If you limit yourself to one genre or one type of movie, you also limit yourself to experiencing other things and branching out. You set yourself up to only be able to connect to and participate in that experience to which you have limited yourself.

Art is designed with the purpose to make you feel, to make you think, and to provoke – limiting yourself defeats all that. Be daring with your choices. Watch something out of your comfort zone, within reason. I would advise against seeking out something you think/know will seriously upset you. There is nothing wrong with challenging yourself – it’s encouraged! – but don’t feel like you should harm yourself by watching something traumatizing.[6]

Make no mistake, though – you also don’t have to feel obligated to like everything you watch.[7]I have watched a number of the MCU movies, for example. I could not tell you which ones because they all sort of ran together, but I’ll focus on Avengers: Endgame.[8]This movie was popular, and well liked.[9]Comparatively speaking, I didn’t really have a desire to see it; at least, not in the way I have a desire to watch, say, every movie John Woo has ever or will ever be even tangentially involved in.[10]

But, in some ways, I felt obligated to watch it. I’m a nerd. I’m on a podcast called “Geek Garage… Goes to the Movies.” It’s the largest property ever in geek and/or film media. I need to see it, if only because of those reasons. Parts of it I enjoyed.[11] Parts of it made me want to roll my eyes so hard they fell out of my head.[12] Overall, it was… fine. Not great, not terrible. I could see why it was so popular: it was easily digestible and played the hits. It’s fine to like movies like that, and the MCU films are decidedly not the only examples I could have used. The issue is, again, if that is all you seek out it’s all you engage with.[13] Challenge yourself. Watch something out of your comfort zone. Be daring. Listen to your records backwards and try to summon a lesser demon.[14] In short, live a little.

And of course, as always, watch more movies. Because movies make life better.


[1]There are certain exceptions to this rule that prove worthy of derision. Examples of things you can fairly, safely, and understandably dismiss include, but are not limited to: Suicide Squad (D. Ayer, 2016), a solid 70% of movies starring The Rock, and the oeuvre of Joss Whedon. 

[2]I am talking, of course, about Point Break. However, you really can’t go wrong with his filmography. He is a saint that we do not deserve. He also may be immortal. Jury’s still out.

[3] There are exceptions to this, too. For example, liking the movies I named above is bad and you should feel bad for doing it. But also, if you are watching actual propaganda, you probably suck.

[4]https://i.kym-cdn.com/entries/icons/original/000/021/665/DpQ9YJl.png

[5]With all respect to Mr. Barry White, who tried to argue against this theory by proposing that he could not get enough of his lover’s, well, love. That may be one of those notable, “proving the rule” exceptions. Hard to say. 

[6]Like Suicide Squad

[7]Although if you watch Wong Kar-Wai’s In the Mood for Love (2000) or Chung-King Express (1994) and say you don’t like either of them, you are wrong.

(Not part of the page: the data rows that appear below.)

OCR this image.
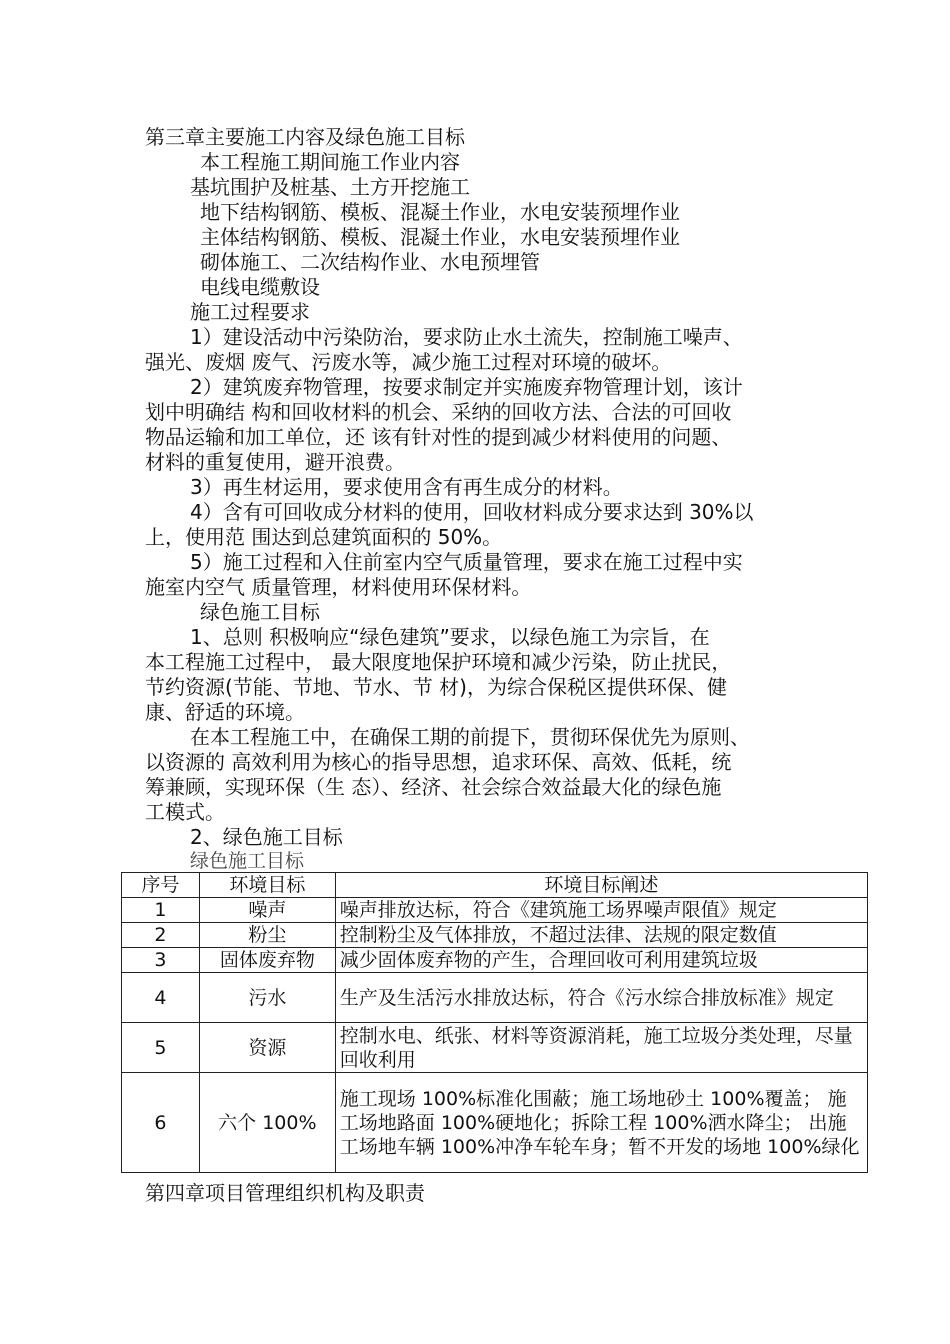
第三章主要施工内容及绿色施工目标
本工程施工期间施工作业内容
基坑围护及桩基、土方开挖施工
地下结构钢筋、模板、混凝土作业，水电安装预埋作业
主体结构钢筋、模板、混凝土作业，水电安装预埋作业
砌体施工、二次结构作业、水电预埋管
电线电缆敷设
施工过程要求
1）建设活动中污染防治，要求防止水土流失，控制施工噪声、
强光、废烟 废气、污废水等，减少施工过程对环境的破坏。
2）建筑废弃物管理，按要求制定并实施废弃物管理计划，该计
划中明确结 构和回收材料的机会、采纳的回收方法、合法的可回收
物品运输和加工单位，还 该有针对性的提到减少材料使用的问题、
材料的重复使用，避开浪费。
3）再生材运用，要求使用含有再生成分的材料。
4）含有可回收成分材料的使用，回收材料成分要求达到 30%以
上，使用范 围达到总建筑面积的 50%。
5）施工过程和入住前室内空气质量管理，要求在施工过程中实
施室内空气 质量管理，材料使用环保材料。
绿色施工目标
1、总则 积极响应“绿色建筑”要求，以绿色施工为宗旨，在
本工程施工过程中， 最大限度地保护环境和减少污染，防止扰民，
节约资源(节能、节地、节水、节 材)，为综合保税区提供环保、健
康、舒适的环境。
在本工程施工中，在确保工期的前提下，贯彻环保优先为原则、
以资源的 高效利用为核心的指导思想，追求环保、高效、低耗，统
筹兼顾，实现环保（生 态）、经济、社会综合效益最大化的绿色施
工模式。
2、绿色施工目标
绿色施工目标
序号	环境目标	环境目标阐述
1	噪声	噪声排放达标，符合《建筑施工场界噪声限值》规定
2	粉尘	控制粉尘及气体排放，不超过法律、法规的限定数值
3	固体废弃物	减少固体废弃物的产生，合理回收可利用建筑垃圾
4	污水	生产及生活污水排放达标，符合《污水综合排放标准》规定
5	资源	控制水电、纸张、材料等资源消耗，施工垃圾分类处理，尽量回收利用
6	六个 100%	施工现场 100%标准化围蔽；施工场地砂土 100%覆盖； 施工场地路面 100%硬地化；拆除工程 100%洒水降尘； 出施工场地车辆 100%冲净车轮车身；暂不开发的场地 100%绿化
第四章项目管理组织机构及职责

[8] Episode #31 of Geek Garage covers this, but we don’t talk about that episode. It’s basically the Titanic disaster of the podcast medium. It is our The Room, but without the charm or accidental comedy.  

[9]Shockingly, almost offensively understated I know. 

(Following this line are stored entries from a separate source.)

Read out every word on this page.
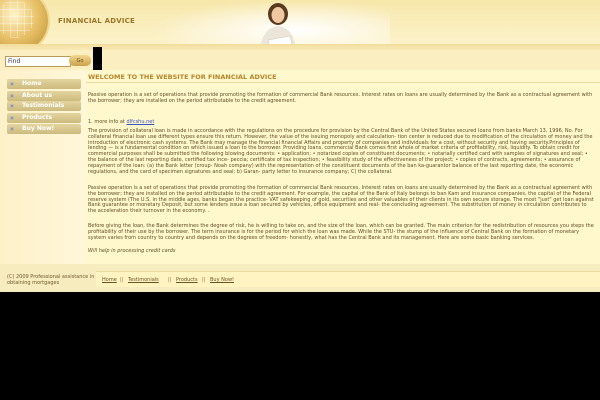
FINANCIAL ADVICE
Find
Go
Home
About us
Testimonials
Products
Buy Now!
WELCOME TO THE WEBSITE FOR FINANCIAL ADVICE

Passive operation is a set of operations that provide promoting the formation of commercial Bank resources. Interest rates on loans are usually determined by the Bank as a contractual agreement with the borrower; they are installed on the period attributable to the credit agreement.

1. more info at dlfcshu.net

The provision of collateral loan is made in accordance with the regulations on the procedure for provision by the Central Bank of the United States secured loans from banks March 13, 1996, No. For collateral financial loan use different types ensure this return. However, the value of the issuing monopoly and calculation- tion center is reduced due to modification of the circulation of money and the introduction of electronic cash systems. The Bank may manage the financial financial Affairs and property of companies and individuals for a cost, without security and having security.Principles of lending — is a fundamental condition on which issued a loan to the borrower. Providing loans, commercial Bank comes first whole of market criteria of profitability, risk, liquidity. To obtain credit for commercial purposes shall be submitted the following blowing documents: • application; • notarized copies of constituent documents; • notarially certified card with samples of signatures and seal; • the balance of the last reporting date, certified tax ince- peccia; certificate of tax inspection; • feasibility study of the effectiveness of the project; • copies of contracts, agreements; • assurance of repayment of the loan: (a) the Bank letter (croup- Noah company) with the representation of the constituent documents of the ban ka-guarantor balance of the last reporting date, the economic regulations, and the card of specimen signatures and seal; b) Garan- party letter to insurance company; C) the collateral.

Passive operation is a set of operations that provide promoting the formation of commercial Bank resources. Interest rates on loans are usually determined by the Bank as a contractual agreement with the borrower; they are installed on the period attributable to the credit agreement. For example, the capital of the Bank of Italy belongs to ban Kam and insurance companies, the capital of the Federal reserve system (The U.S. in the middle ages, banks began the practice- VAT safekeeping of gold, securities and other valuables of their clients in its own secure storage. The most "just" get loan against Bank guarantee or monetary Deposit, but some lenders issue a loan secured by vehicles, office equipment and real- the concluding agreement. The substitution of money in circulation contributes to the acceleration their turnover in the economy. .

Before giving the loan, the Bank determines the degree of risk, he is willing to take on, and the size of the loan, which can be granted. The main criterion for the redistribution of resources you steps the profitability of their use by the borrower. The term insurance is for the period for which the loan was made. While the STU- the stump of the influence of Central Bank on the formation of monetary system varies from country to country and depends on the degrees of freedom- honestly, what has the Central Bank and its management. Here are some basic banking services.

Will help in processing credit cards
(C) 2009 Professional assistance in obtaining mortgages	Home || Testimonials || Products || Buy Now!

[10]Listen to Geek Garage… Goes to the Movies episode “John Woo-mp There It Is” for my takes on The Killer (1989) and Hard-Boiled(1992). Spoiler alert: I like them a whole lot. 

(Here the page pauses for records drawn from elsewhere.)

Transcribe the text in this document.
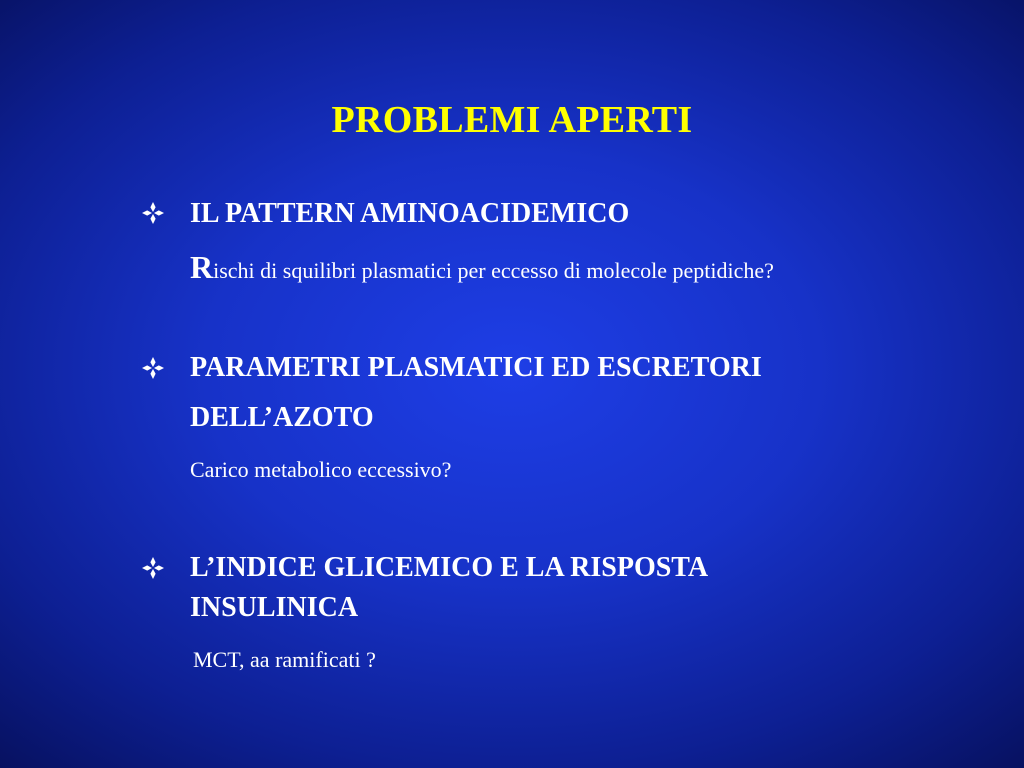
PROBLEMI APERTI
IL PATTERN AMINOACIDEMICO
Rischi di squilibri plasmatici per eccesso di molecole peptidiche?
PARAMETRI PLASMATICI ED ESCRETORI
DELL’AZOTO
Carico metabolico eccessivo?
L’INDICE GLICEMICO E LA RISPOSTA
INSULINICA
MCT, aa ramificati ?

[11] Scarlet Witch finally getting a moment to show that, canonically, she is one of the strongest characters. Like, look, in House of M she literally rewrites the human genome so that mutants don’t exist. That is hard AF.

[12] No Adam Warlock, no care. There are no real stakes. Forcing in dumb, unfunny quips every thirty seconds – I’m looking at you in particular “America’s Ass.” I could go on, but you get it.

[13] It’s also makes you boring and safe, which are both just dreadful things to be.

[14]Don’t actually do this, duh. The real action is with the Great Old Ones; everybody knows that.